Tsunamis can generate gravity waves propagating upward through the atmosphere and induce total electron content (TEC) disturbances in the ionosphere. The wave propagation has been captured by waveform models, which are effective but lack physical consistency. For the first time, we have implemented tsunami-generated gravity waves into the Global Ionosphere-Thermosphere Model (GITM) to develop a fully physics-based three-dimensional model describing the upper atmosphere under the influence of tsunamis. The model takes tsunami wave characteristics, including the wave heights, wavelengths and propagation velocities at the ocean surface as input parameters and characterizes the ionosphere-thermosphere between altitudes 100km and 600km. The computational region and grid resolution in the horizontal direction can be specifically adjusted according to applications.

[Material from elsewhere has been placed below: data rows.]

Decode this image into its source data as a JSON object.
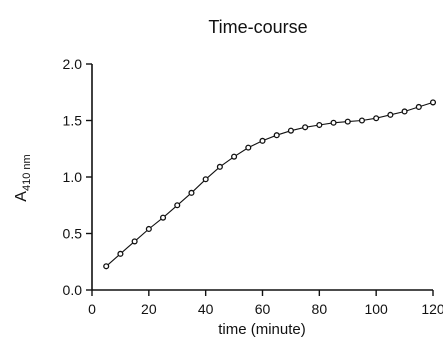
{
  "chart_data": {
    "type": "scatter",
    "title": "Time-course",
    "xlabel": "time (minute)",
    "ylabel_main": "A",
    "ylabel_sub": "410 nm",
    "xlim": [
      0,
      120
    ],
    "ylim": [
      0,
      2
    ],
    "xticks": [
      0,
      20,
      40,
      60,
      80,
      100,
      120
    ],
    "yticks": [
      "0.0",
      "0.5",
      "1.0",
      "1.5",
      "2.0"
    ],
    "grid": false,
    "legend": "none",
    "series": [
      {
        "marker": "open-circle",
        "fit_line": true,
        "x": [
          5,
          10,
          15,
          20,
          25,
          30,
          35,
          40,
          45,
          50,
          55,
          60,
          65,
          70,
          75,
          80,
          85,
          90,
          95,
          100,
          105,
          110,
          115,
          120
        ],
        "y": [
          0.21,
          0.32,
          0.43,
          0.54,
          0.64,
          0.75,
          0.86,
          0.98,
          1.09,
          1.18,
          1.26,
          1.32,
          1.37,
          1.41,
          1.44,
          1.46,
          1.48,
          1.49,
          1.5,
          1.52,
          1.55,
          1.58,
          1.62,
          1.66
        ]
      }
    ]
  }
}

As an initial application and test case, we simulate the ionosphere-thermosphere above the US west coastal region where the tsunamis caused by the 2011 Tokohu earthquake arrived and caused disturbances in the ionosphere. To validate our modeling approach, the GITM-simulated TEC disturbances are compared with GPS-derived TEC measurements at multiple geographic locations. We envision that modeled and measured TEC perturbations could play a critical role in detecting and imaging the upper atmospheric signatures of natural hazards including earthquakes, tsunamis, and volcanic eruptions.